# New et-73 dual probe



## skinnerc06 (Jun 21, 2007)

Wondering how yall clean your thermometers after a smoke.  I dont want to damage my baby.  Also one more thing.. anyone have a guess about how much life you can get out two fresh batteries? just wondering


----------



## dionysus (Jun 21, 2007)

I usually wipe the probes with a damp cloth. I never immerse them in water. As for the batteries, can't help you there, I've never really paid much attention. If I turn it on and nothing happens, I change the batteries.


----------



## ron50 (Jun 21, 2007)

Wipe it down with a wet cloth. The probe is the easy part to clean, the wire is more tricky because it is twisted.


----------



## desert smokin (Jun 21, 2007)

Just wipe them down with a damp cloth. Right now I have approx. 18 hours of operation on the batteries that came with my unit. I have no idea how much life is left in them but it's still very responsive.


----------



## fuzzynavel (Jun 21, 2007)

like everyone said wipe down the probes, and i have about 40 hours on a fresh set of batteries and still going (always use energizer!). i will get some batteries from work tonight and do a test just to see how long they last


----------



## figjam (Nov 19, 2007)

Can these probes be used in a turkey that is deep fried?


----------



## oillogger (Nov 19, 2007)

I would not consider using the probes for frying turkeys.  I suggest going with the typical stick type turkey fryer thermometer.  A turkey should only take about 45 minutes to fry.  Do not make the mistake of over frying the turkey as some people do.  165F is done according to the USDA.


----------



## hawgheaven (Nov 19, 2007)

I use a damp cloth and a little soap, then rinse in hot water... on the probe only, not the cable. To protect the cable, I wrap that in aluminum foil...


----------



## beebeque (Nov 19, 2007)

1.) I use an SOS pad on the probes themselves & simply wipe down the rest of it. Never had a problem with this.

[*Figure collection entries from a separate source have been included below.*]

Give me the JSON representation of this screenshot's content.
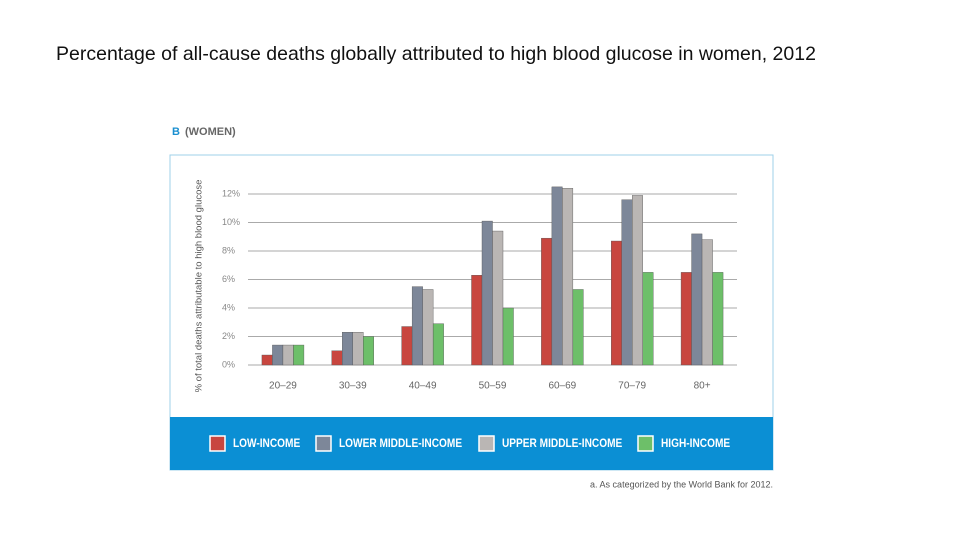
{
  "chart_data": {
    "type": "bar",
    "title": "Percentage of all-cause deaths globally attributed to high blood glucose in women, 2012",
    "panel_label": "B",
    "subtitle": "(WOMEN)",
    "y_label": "% of total deaths attributable to high blood glucose",
    "footnote": "a. As categorized by the World Bank for 2012.",
    "categories": [
      "20–29",
      "30–39",
      "40–49",
      "50–59",
      "60–69",
      "70–79",
      "80+"
    ],
    "series": [
      {
        "name": "LOW-INCOME",
        "color": "#c8463f",
        "values": [
          0.7,
          1.0,
          2.7,
          6.3,
          8.9,
          8.7,
          6.5
        ]
      },
      {
        "name": "LOWER MIDDLE-INCOME",
        "color": "#7d8799",
        "values": [
          1.4,
          2.3,
          5.5,
          10.1,
          12.5,
          11.6,
          9.2
        ]
      },
      {
        "name": "UPPER MIDDLE-INCOME",
        "color": "#bab6b4",
        "values": [
          1.4,
          2.3,
          5.3,
          9.4,
          12.4,
          11.9,
          8.8
        ]
      },
      {
        "name": "HIGH-INCOME",
        "color": "#6dbf69",
        "values": [
          1.4,
          2.0,
          2.9,
          4.0,
          5.3,
          6.5,
          6.5
        ]
      }
    ],
    "ylim": [
      0,
      12.6
    ],
    "yticks": [
      {
        "value": 0,
        "label": "0%"
      },
      {
        "value": 2,
        "label": "2%"
      },
      {
        "value": 4,
        "label": "4%"
      },
      {
        "value": 6,
        "label": "6%"
      },
      {
        "value": 8,
        "label": "8%"
      },
      {
        "value": 10,
        "label": "10%"
      },
      {
        "value": 12,
        "label": "12%"
      }
    ],
    "grid": true
  }
}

2.) I'm gonna go ahead and say the FIGJAM has the best avatar I've ever seen.


----------



## walking dude (Nov 19, 2007)

FigJam..only way to use a probe on a deep fried turkey.......is pull the turkey OUT OF THE OIL.......and use a instant read thermo.......in the breasts and thighs.........speaking of which........LOVE YOUR AVATAR

BeeBeQue......you think the avatar rox.......view FigJam's profile........OUCH


d88de


----------



## figjam (Nov 19, 2007)

Thanks for the reply guys.  The reason I asked was I was looking at the link to the modifications to my ecb over here, and noticed he had a link to frying a turkey, which I've done in the past.  When I saw the picture shown here, I thought it would be great if this could be done so I would know for sure what the temp was in the bird before I pulled it out.


----------



## walking dude (Nov 19, 2007)

never ever even HEARD on someone using a probe in hot oil..........i imagine there will be some comments on THAT


d88de


----------



## porkbutt (Nov 20, 2007)

Not sure about the Maverick but I used my Pyrex digital to fry a turkey and it didn't hurt it. Still works perfectly.


----------



## deejaydebi (Nov 20, 2007)

You guys in Florida probably don't have to worry but for you all in the cold climates ... keep the digital close to or on the smoker. I was worried with my first one that it would melt and set it far from the smoker and the darn thing froze up and never worked again! 
	

	
	
		
		



		
		
	


	





 Didn't make it threw one single smoke!


----------



## capt dan (Nov 22, 2007)

Thanks DJ for that  lil bit o info. I got temps in the mid 20's to start in the am, I will try to keep it real  close to "stinky"!


----------



## walking dude (Nov 22, 2007)

i agree..........2inches of snow already............highs in the upper 30's.......now i wonder if a can keep temps at 300-350 without going to a TON of fuel........maybe do the low and slow this time.......any suggestions?

d88de


----------



## flyin'illini (Dec 13, 2007)

Thanks, DJ.  Got a pyrex tonight (could not find a ET-73 but may order one) and that was one of my immediate questions thinking about the temps.


----------